Margarete Susman wurde 1872 in eine gutbürgerliche Familie in Hamburg geboren und verbrachte ihre Jugend in Zürich. Ihr Vater verbot ihr das Studium, sie nahm es aber nach seinem Tod auf und reiste dafür unter anderem nach Düsseldorf, Paris und Berlin. Dort lernte sie Mitglieder des George-Kreises kennen: Ernst Bloch, Gustav Landauer, Else Lasker-Schüler und Georg Simmel sowie Martin Buber. 1906 heiratete sie Eduard von Bendemann und lebte mit ihm in Säckingen. Sie arbeitete unter anderem für die Frankfurter Zeitung. 1928 liess sie sich scheiden und lebte bei ihrer Freundin Edith Landmann in Basel und später in Frankfurt am Main. In der Silvesternacht von 1933 auf 1934 reiste sie in die Schweiz ein, da sie den Nationalsozialismus in Deutschland als zunehmend belastend wahrnahm: „Als ich im Sommer 1933 meine eigentliche Heimat verließ, tat ich es vor allem als Deutsche, die dieses neue Deutschland nicht ertragen konnte“ (Susman, Margarete. Ich habe viele Leben gelebt. Stuttgart 1964. S. 80). Trotz eines Verbotes von politischen Reden und Publikationen durch die Fremdenpolizei war sie mit dem Theologen Leonhard Ragaz für die Zeitschrift „Neue Wege“ tätig und veröffentlichte ihre Artikel teilweise unter einem Pseudonym, bis sie 1946 ihr Buch „Das Buch Hiob und das Schicksal des jüdischen Volkes“ veröffentlichen konnte. In ihrem Werk zeigt sich Susman als rege intellektuelle Zeugin der westlichen Welt, die sich durch zwei Weltkriege drastisch veränderte. Ihre Essays beschäftigen sich mit den grossen Fragen und Werken ihrer Zeit, seien es Bücher zur modernen Lyrik, zur politischen Stellung der Frau, zu Frauen der Romantik, religionsphilosophischen Fragen und, eines ihrer wichtigsten Werke, zum Buch “Hiob” und dem jüdischen Schicksal. Susman starb 1966 in Zürich.

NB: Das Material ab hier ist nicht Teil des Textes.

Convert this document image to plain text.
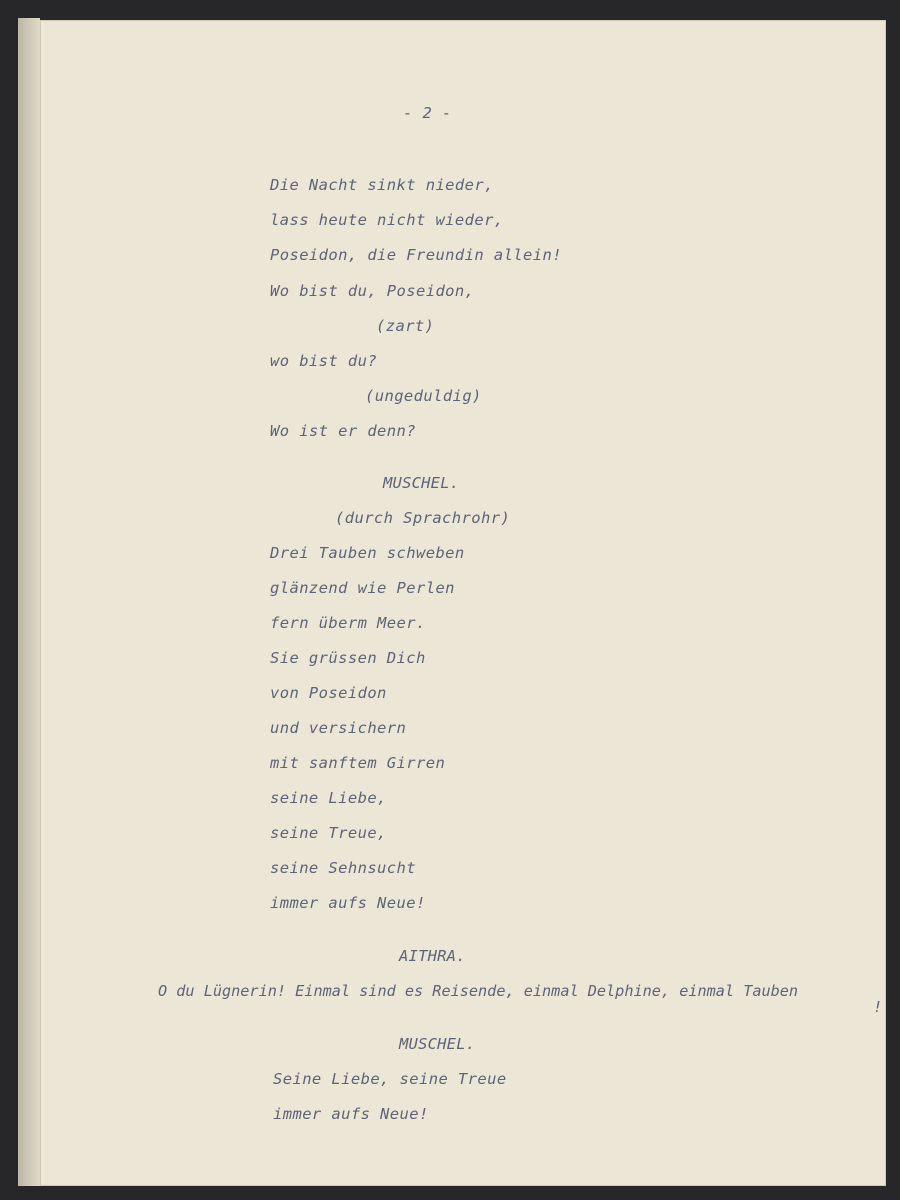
- 2 -
Die Nacht sinkt nieder,
lass heute nicht wieder,
Poseidon, die Freundin allein!
Wo bist du, Poseidon,
(zart)
wo bist du?
(ungeduldig)
Wo ist er denn?
MUSCHEL.
(durch Sprachrohr)
Drei Tauben schweben
glänzend wie Perlen
fern überm Meer.
Sie grüssen Dich
von Poseidon
und versichern
mit sanftem Girren
seine Liebe,
seine Treue,
seine Sehnsucht
immer aufs Neue!
AITHRA.
O du Lügnerin! Einmal sind es Reisende, einmal Delphine, einmal Tauben
!
MUSCHEL.
Seine Liebe, seine Treue
immer aufs Neue!
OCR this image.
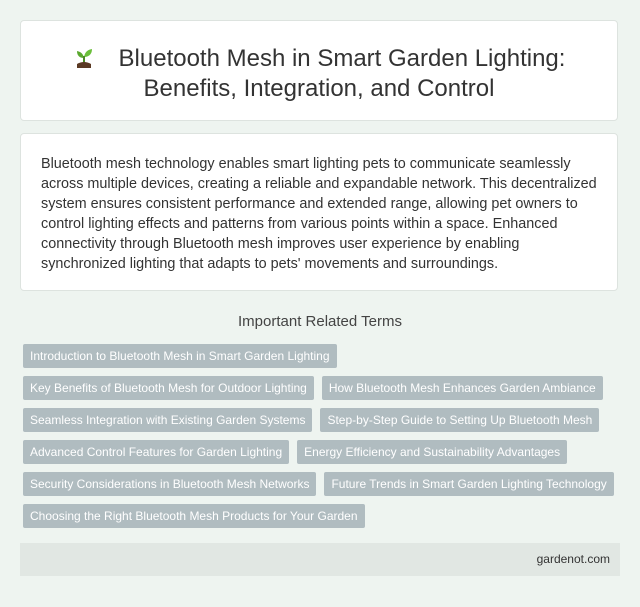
Bluetooth Mesh in Smart Garden Lighting:
Benefits, Integration, and Control

Bluetooth mesh technology enables smart lighting pets to communicate seamlessly across multiple devices, creating a reliable and expandable network. This decentralized system ensures consistent performance and extended range, allowing pet owners to control lighting effects and patterns from various points within a space. Enhanced connectivity through Bluetooth mesh improves user experience by enabling synchronized lighting that adapts to pets' movements and surroundings.

Important Related Terms
Introduction to Bluetooth Mesh in Smart Garden Lighting
Key Benefits of Bluetooth Mesh for Outdoor Lighting	How Bluetooth Mesh Enhances Garden Ambiance
Seamless Integration with Existing Garden Systems	Step-by-Step Guide to Setting Up Bluetooth Mesh
Advanced Control Features for Garden Lighting	Energy Efficiency and Sustainability Advantages
Security Considerations in Bluetooth Mesh Networks	Future Trends in Smart Garden Lighting Technology
Choosing the Right Bluetooth Mesh Products for Your Garden
gardenot.com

Mit Basel verband Susman einiges. Viele Jahre hat sie in Säckingen und später in Basel gelebt. In dieser Zeit hat sie für die Frankfurter Zeitung geschrieben. In ihrem Artikel “An der Grenze”, der am 24. Dezember 1922 erschien, diente ihr Basel als schillerndes Gegenbild zur deutschen Lebensrealität, die von der trostlosen Wirtschaftssituation geprägt schien. Eine Zugfahrt und der anschliessende Spaziergang durch die Stadt bildeten dabei die Rahmung ihrer Gesellschaftsanalyse und des Vergleichs zwischen deutschen Städten und Basel:
“Als ich mich später in Basel durch die Passsperre gewunden hatte, stand ich in einer anderen Welt. Helle, breite Strassen, sorgfältig gekleidete, wohlgepflegte, frische Menschen mit rosiger Haut, elegante Frauen in modischen Kostümen, dazwischen die schmalen und doch vollen schönen Baseler Mädchengesichter mit den klaren Augen. Der Polizist, den ich nach dem Wege frage, greift wohltuend höflich an das Käppi und weist mich zuvorkommend zurecht.”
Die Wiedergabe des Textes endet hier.